Twelve years, two presiding commissioners, and a quarter-cent road and bridge sales tax later, Newton County associate commissioners Jerry Black and Jack Sanders have decided to retire.

Twelve years, two presiding commissioners, and a quarter-cent road and bridge sales tax later, Newton County associate commissioners Jerry Black and Jack Sanders have decided to retire.

The two men, both elected to their posts in the November 2000 election, will be stepping down at the end of the year, making way for their successors, Jim Jackson and Alan Cook.

For Sanders, of Neosho, his position on the Newton County Commission was his first time holding elected public office.
He described his experience serving on the commission as an honor. 

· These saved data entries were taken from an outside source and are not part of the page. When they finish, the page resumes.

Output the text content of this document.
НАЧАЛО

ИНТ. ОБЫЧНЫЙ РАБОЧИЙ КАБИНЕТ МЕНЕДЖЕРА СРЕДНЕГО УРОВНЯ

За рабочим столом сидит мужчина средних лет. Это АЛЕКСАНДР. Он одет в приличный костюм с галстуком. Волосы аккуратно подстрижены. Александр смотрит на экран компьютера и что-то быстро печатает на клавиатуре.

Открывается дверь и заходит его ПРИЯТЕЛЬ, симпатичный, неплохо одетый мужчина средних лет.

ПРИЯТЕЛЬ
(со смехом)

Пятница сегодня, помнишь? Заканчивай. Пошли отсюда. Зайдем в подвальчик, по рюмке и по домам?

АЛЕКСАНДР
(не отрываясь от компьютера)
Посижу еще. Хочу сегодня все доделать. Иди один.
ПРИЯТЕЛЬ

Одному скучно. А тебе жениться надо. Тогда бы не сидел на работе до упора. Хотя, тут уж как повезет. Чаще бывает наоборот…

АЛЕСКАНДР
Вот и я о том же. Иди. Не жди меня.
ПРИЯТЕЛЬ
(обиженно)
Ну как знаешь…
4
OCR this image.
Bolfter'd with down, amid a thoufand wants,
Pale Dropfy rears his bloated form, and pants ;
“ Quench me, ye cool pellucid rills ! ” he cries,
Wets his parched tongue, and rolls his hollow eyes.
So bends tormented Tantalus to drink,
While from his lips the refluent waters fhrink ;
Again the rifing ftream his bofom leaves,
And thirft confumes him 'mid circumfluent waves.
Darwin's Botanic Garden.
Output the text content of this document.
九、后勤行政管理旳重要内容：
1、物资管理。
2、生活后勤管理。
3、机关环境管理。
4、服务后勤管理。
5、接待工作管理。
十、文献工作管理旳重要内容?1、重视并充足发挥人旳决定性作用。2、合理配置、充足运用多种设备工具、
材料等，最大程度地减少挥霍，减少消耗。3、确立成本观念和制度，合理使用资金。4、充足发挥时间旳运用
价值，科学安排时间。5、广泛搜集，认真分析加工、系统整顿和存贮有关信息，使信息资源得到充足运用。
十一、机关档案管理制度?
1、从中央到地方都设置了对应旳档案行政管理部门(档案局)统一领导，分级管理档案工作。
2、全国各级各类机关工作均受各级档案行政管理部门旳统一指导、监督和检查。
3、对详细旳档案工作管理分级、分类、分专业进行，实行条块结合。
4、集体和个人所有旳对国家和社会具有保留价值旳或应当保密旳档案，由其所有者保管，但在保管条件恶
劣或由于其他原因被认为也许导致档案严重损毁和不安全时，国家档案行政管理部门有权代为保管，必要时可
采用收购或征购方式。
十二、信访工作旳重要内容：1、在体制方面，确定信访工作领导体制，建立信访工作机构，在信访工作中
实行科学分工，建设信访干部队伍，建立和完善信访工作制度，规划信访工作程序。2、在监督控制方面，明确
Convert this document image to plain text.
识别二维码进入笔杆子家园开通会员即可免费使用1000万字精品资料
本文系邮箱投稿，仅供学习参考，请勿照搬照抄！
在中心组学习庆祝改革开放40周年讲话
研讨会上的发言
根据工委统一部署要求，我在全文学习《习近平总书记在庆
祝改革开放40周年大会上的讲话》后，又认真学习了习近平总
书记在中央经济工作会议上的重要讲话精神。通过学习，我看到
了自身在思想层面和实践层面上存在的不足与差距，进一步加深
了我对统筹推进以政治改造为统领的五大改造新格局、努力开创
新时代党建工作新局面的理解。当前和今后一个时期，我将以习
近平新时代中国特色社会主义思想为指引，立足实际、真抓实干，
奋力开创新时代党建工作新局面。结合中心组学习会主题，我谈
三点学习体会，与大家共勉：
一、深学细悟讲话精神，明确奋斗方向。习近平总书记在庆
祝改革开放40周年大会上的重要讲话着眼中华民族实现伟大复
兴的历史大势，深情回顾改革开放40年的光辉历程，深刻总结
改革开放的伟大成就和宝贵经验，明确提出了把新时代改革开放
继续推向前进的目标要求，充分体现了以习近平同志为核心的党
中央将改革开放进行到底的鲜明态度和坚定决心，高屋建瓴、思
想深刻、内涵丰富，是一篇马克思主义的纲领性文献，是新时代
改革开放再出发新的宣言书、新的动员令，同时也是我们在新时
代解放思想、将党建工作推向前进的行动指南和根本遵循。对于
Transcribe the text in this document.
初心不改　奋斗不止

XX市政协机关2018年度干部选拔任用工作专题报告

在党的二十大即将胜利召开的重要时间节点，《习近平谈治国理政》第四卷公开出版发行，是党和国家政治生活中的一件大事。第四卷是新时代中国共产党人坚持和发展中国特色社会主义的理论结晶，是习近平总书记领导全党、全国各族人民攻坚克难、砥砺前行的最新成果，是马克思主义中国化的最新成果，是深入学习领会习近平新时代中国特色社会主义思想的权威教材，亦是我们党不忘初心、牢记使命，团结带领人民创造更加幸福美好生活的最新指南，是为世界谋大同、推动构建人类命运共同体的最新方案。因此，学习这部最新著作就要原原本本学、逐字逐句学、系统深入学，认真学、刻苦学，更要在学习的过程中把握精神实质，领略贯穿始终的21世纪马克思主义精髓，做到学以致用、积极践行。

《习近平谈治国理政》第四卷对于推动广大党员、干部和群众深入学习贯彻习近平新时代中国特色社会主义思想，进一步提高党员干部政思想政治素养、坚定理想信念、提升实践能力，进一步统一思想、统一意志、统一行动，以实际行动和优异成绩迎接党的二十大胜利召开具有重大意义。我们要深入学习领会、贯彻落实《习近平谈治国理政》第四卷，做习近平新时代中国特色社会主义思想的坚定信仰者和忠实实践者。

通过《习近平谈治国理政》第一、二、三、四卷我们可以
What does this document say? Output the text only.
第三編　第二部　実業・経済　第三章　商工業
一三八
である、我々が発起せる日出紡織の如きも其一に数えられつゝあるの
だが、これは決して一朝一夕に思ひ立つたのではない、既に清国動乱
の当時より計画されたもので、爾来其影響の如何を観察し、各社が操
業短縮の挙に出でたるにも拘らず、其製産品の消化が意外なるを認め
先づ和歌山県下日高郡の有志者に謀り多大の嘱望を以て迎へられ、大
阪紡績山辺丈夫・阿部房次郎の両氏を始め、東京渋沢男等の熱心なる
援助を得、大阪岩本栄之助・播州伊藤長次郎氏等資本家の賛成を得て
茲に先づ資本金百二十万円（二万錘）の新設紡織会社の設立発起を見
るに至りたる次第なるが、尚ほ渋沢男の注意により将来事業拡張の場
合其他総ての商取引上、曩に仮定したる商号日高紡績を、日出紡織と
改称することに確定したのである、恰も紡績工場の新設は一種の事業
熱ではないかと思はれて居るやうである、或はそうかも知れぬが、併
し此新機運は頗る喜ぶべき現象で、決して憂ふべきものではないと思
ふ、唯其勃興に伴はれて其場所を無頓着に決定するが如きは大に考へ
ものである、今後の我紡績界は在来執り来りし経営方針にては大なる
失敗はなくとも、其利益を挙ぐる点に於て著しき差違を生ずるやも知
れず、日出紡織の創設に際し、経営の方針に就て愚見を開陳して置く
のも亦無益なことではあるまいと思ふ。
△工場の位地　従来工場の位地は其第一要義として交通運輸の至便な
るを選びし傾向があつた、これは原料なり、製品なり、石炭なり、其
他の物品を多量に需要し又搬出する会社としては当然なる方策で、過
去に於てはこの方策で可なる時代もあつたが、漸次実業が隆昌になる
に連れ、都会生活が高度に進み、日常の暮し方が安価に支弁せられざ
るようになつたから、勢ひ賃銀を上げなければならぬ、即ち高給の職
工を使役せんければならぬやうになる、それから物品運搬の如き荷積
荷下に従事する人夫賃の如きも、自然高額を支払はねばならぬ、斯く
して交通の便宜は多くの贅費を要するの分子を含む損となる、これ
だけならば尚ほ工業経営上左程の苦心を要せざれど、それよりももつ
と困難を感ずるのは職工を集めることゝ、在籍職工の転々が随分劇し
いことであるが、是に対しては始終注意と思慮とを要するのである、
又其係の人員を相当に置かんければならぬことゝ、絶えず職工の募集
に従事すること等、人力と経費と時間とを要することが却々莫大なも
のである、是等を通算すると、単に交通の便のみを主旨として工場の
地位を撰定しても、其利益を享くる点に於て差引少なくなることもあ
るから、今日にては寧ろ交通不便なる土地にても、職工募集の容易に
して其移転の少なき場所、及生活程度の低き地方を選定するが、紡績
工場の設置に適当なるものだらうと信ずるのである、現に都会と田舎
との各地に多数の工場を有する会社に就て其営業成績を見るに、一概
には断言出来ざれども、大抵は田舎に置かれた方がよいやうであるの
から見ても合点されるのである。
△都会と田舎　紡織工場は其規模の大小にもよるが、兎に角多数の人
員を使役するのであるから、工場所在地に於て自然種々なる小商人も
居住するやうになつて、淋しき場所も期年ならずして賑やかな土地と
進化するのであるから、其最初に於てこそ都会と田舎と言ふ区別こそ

“I saw an announcement in the newspaper that Jerry Carter was running for presiding commissioner and I’ve known Jerry all of my life and I thought you know that’s something maybe I could do,” Sanders said. “It’s been very rewarding to me. It’s especially appreciated at this time in my life, kind of in my twilight years of my life, to have the satisfaction that the voters and citizens of the county have entrusted me with the office.”

This wasn’t Sanders’ first time working with Newton County, though. Sanders had spent 11 years as a juvenile officer for Newton and McDonald counties.

Meanwhile, Black, of Joplin, had served two terms on the Joplin R-8 school board and operated his own business, Miners Ice, for 28 years, but had not experienced working with county government.

He said he saw some problems going on in the county that year, and thought he might have something to offer.

“I had a background in business and also in government, so to speak, and just felt that I had the experience to help the county,” Black said. “In the 12 years, things have been stable. We went through some tough times, but we knew how to manage our way through it. There has not been controversy in this county.”

Sanders said he and Black didn’t know each other prior to winning office, but have worked well together. Black said it is that cooperation that has helped business to run smoothly in the county commissioner’s office.

“That’s what’s made us successful really over the 12 years, or contributed to our success,” Black said. “With Jack and previously with Jerry Carter (former presiding commissioner) and now the last two years with Marilyn Ruestman (current presiding commissioner), there’s just always been the ability to work together.”

Both Black and Sanders point to the county’s financial stability as one of their greatest accomplishments while serving on the commission.

Black, who has spent much of his time on commission working with the county’s roads and bridges, also listed the passage of a quarter-cent road and bridge sales tax as an accomplishment. 

“The thing that stands out the most with me is getting the sales tax issue passed in 2011, to in the future have the funds available to improve the roads county-wide,” Black said.

Black and Sanders were elected to the commission the same time Carter was elected as Newton County Presiding Commissioner.

The three men worked together through 2010, when Carter opted not to seek re-election.

Ruestman joined the commission in January 2011, and said she could not have received a better welcome.

“When I came I felt very accepted, I never was uncomfortable,” Ruestman said. “They’ve always been supportive and I never feel like anyone here is left out on the limb. We really do function as a team and these two gentlemen I think are responsible for that.”

As the end of Black and Sanders’ terms near, upcoming commissioners Jackson and Cook have been spending time in the commissioners office, where the present and future office holders are working to make the transition as smooth as possible.

“I think the county will be in good hands,” Sanders said. “They’re both knowledgeable men and I think well qualified for the job.”

After 12 years of public service, what will Black and Sanders do next?
Sanders said he will likely volunteer with Church Growth, International, where he was employed prior to his time on the commission.

For Black, a lot of family time is on the agenda, as during his time on commission his family expanded from two to ten grandchildren.

Both men say they will miss the day-to-day work of the commission and especially the people they have worked with while on the job.

Ruestman said that feeling is mutual.

“I’m very sad to see these gentlemen go, because they’ve really done a great job and I think they have practiced integrity,” she said. “Jack and Jerry are both fine men and they are the type of men that you should have in public service, without a doubt.”